Re-exam: Friday 25/5/2007, 14-18, room Donald Knuth.
UPG1:
Programming exercise, Fork (lab report) 1p. Deadline:
31/03/2007.
UPG2:
Paper presentation, opposition, and written summary (1-2 pages) of the presented
paper, 1p.
Deadline for the written summary: 31/03/2007.
Old exams
Credit
5 credits if all examination moments are fulfilled.
Partial credits can be given, too.
Comments
There is a partial overlap in contents with FDA101 Parallel Programming /
TDDC78. These topics are part of the lectures to make the course
self-contained but will not be taken up in the exam (TEN1).

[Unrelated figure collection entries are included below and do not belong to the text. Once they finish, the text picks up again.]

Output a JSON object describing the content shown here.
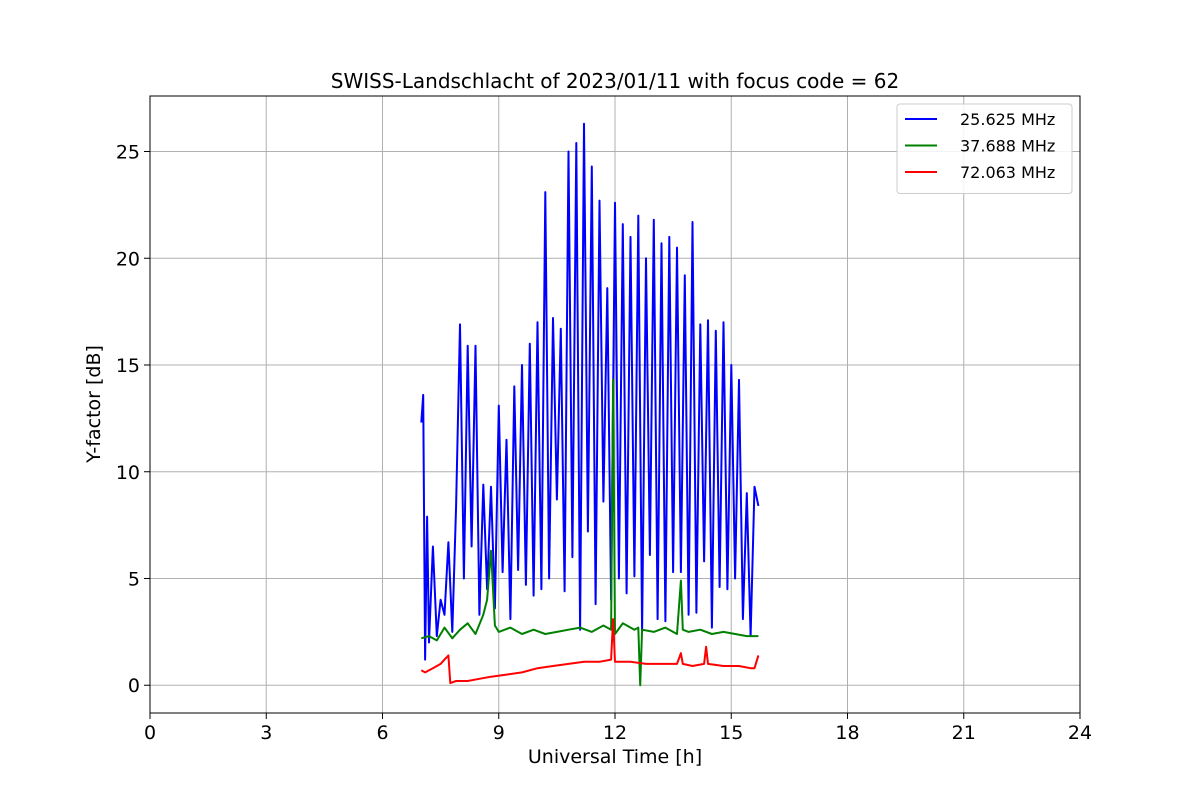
{
  "chart_data": {
    "type": "line",
    "title": "SWISS-Landschlacht of 2023/01/11 with focus code = 62",
    "xlabel": "Universal Time [h]",
    "ylabel": "Y-factor [dB]",
    "xlim": [
      0,
      24
    ],
    "ylim": [
      -1.3,
      27.6
    ],
    "xticks": [
      0,
      3,
      6,
      9,
      12,
      15,
      18,
      21,
      24
    ],
    "xtick_labels": [
      "0",
      "3",
      "6",
      "9",
      "12",
      "15",
      "18",
      "21",
      "24"
    ],
    "yticks": [
      0,
      5,
      10,
      15,
      20,
      25
    ],
    "ytick_labels": [
      "0",
      "5",
      "10",
      "15",
      "20",
      "25"
    ],
    "grid": true,
    "legend_position": "top-right",
    "series": [
      {
        "name": "25.625 MHz",
        "color": "#0000ff",
        "x": [
          7.0,
          7.05,
          7.1,
          7.15,
          7.2,
          7.3,
          7.4,
          7.5,
          7.6,
          7.7,
          7.8,
          7.9,
          8.0,
          8.1,
          8.2,
          8.3,
          8.4,
          8.5,
          8.6,
          8.7,
          8.8,
          8.9,
          9.0,
          9.1,
          9.2,
          9.3,
          9.4,
          9.5,
          9.6,
          9.7,
          9.8,
          9.9,
          10.0,
          10.1,
          10.2,
          10.3,
          10.4,
          10.5,
          10.6,
          10.7,
          10.8,
          10.9,
          11.0,
          11.1,
          11.2,
          11.3,
          11.4,
          11.5,
          11.6,
          11.7,
          11.8,
          11.9,
          12.0,
          12.1,
          12.2,
          12.3,
          12.4,
          12.5,
          12.6,
          12.7,
          12.8,
          12.9,
          13.0,
          13.1,
          13.2,
          13.3,
          13.4,
          13.5,
          13.6,
          13.7,
          13.8,
          13.9,
          14.0,
          14.1,
          14.2,
          14.3,
          14.4,
          14.5,
          14.6,
          14.7,
          14.8,
          14.9,
          15.0,
          15.1,
          15.2,
          15.3,
          15.4,
          15.5,
          15.6,
          15.7
        ],
        "values": [
          12.3,
          13.6,
          1.2,
          7.9,
          2.0,
          6.5,
          2.3,
          4.0,
          3.3,
          6.7,
          2.5,
          8.4,
          16.9,
          5.0,
          15.9,
          6.5,
          15.9,
          3.3,
          9.4,
          4.5,
          9.3,
          3.6,
          13.1,
          5.3,
          11.5,
          3.1,
          14.0,
          5.4,
          15.0,
          4.7,
          16.0,
          4.2,
          17.0,
          4.5,
          23.1,
          5.0,
          17.2,
          8.7,
          16.7,
          4.4,
          25.0,
          6.0,
          25.4,
          2.6,
          26.3,
          7.2,
          24.3,
          3.8,
          22.7,
          8.6,
          18.6,
          4.0,
          22.6,
          5.0,
          21.6,
          4.3,
          21.0,
          5.1,
          22.0,
          2.5,
          20.0,
          6.1,
          21.8,
          3.1,
          20.7,
          3.0,
          21.0,
          5.3,
          20.5,
          5.3,
          19.2,
          3.3,
          21.7,
          3.4,
          16.9,
          5.8,
          17.1,
          2.7,
          16.6,
          4.6,
          17.0,
          4.5,
          15.0,
          5.0,
          14.3,
          3.1,
          9.0,
          2.3,
          9.3,
          8.4
        ]
      },
      {
        "name": "37.688 MHz",
        "color": "#008000",
        "x": [
          7.0,
          7.2,
          7.4,
          7.6,
          7.8,
          8.0,
          8.2,
          8.4,
          8.6,
          8.7,
          8.8,
          8.9,
          9.0,
          9.3,
          9.6,
          9.9,
          10.2,
          10.5,
          10.8,
          11.1,
          11.4,
          11.7,
          11.9,
          11.95,
          12.0,
          12.2,
          12.5,
          12.6,
          12.65,
          12.7,
          13.0,
          13.3,
          13.6,
          13.7,
          13.75,
          13.9,
          14.2,
          14.5,
          14.8,
          15.1,
          15.4,
          15.7
        ],
        "values": [
          2.2,
          2.3,
          2.1,
          2.7,
          2.2,
          2.6,
          2.9,
          2.4,
          3.3,
          4.0,
          6.3,
          2.8,
          2.5,
          2.7,
          2.4,
          2.6,
          2.4,
          2.5,
          2.6,
          2.7,
          2.5,
          2.8,
          2.6,
          14.3,
          2.4,
          2.9,
          2.6,
          2.7,
          0.0,
          2.6,
          2.5,
          2.7,
          2.4,
          4.9,
          2.6,
          2.5,
          2.6,
          2.4,
          2.5,
          2.4,
          2.3,
          2.3
        ]
      },
      {
        "name": "72.063 MHz",
        "color": "#ff0000",
        "x": [
          7.0,
          7.1,
          7.3,
          7.5,
          7.6,
          7.7,
          7.75,
          7.9,
          8.2,
          8.5,
          8.8,
          9.2,
          9.6,
          10.0,
          10.4,
          10.8,
          11.2,
          11.6,
          11.9,
          11.95,
          12.0,
          12.4,
          12.8,
          13.2,
          13.6,
          13.7,
          13.75,
          14.0,
          14.3,
          14.35,
          14.4,
          14.8,
          15.2,
          15.5,
          15.6,
          15.7
        ],
        "values": [
          0.7,
          0.6,
          0.8,
          1.0,
          1.2,
          1.4,
          0.1,
          0.2,
          0.2,
          0.3,
          0.4,
          0.5,
          0.6,
          0.8,
          0.9,
          1.0,
          1.1,
          1.1,
          1.2,
          3.1,
          1.1,
          1.1,
          1.0,
          1.0,
          1.0,
          1.5,
          1.0,
          0.9,
          1.0,
          1.8,
          1.0,
          0.9,
          0.9,
          0.8,
          0.8,
          1.4
        ]
      }
    ]
  }
}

Accordingly, some of the lectures are optional for
those students who already took FDA101;
these are marked by an asterisk (*) in the Contents section above.
A main difference to FDA101 / TDDC78 / TANA77 is not only in depth but also in scope: While FDA101 emphasizes scientific computing, numerical applications, and tools, this course focuses on theory and non-numerical algorithms.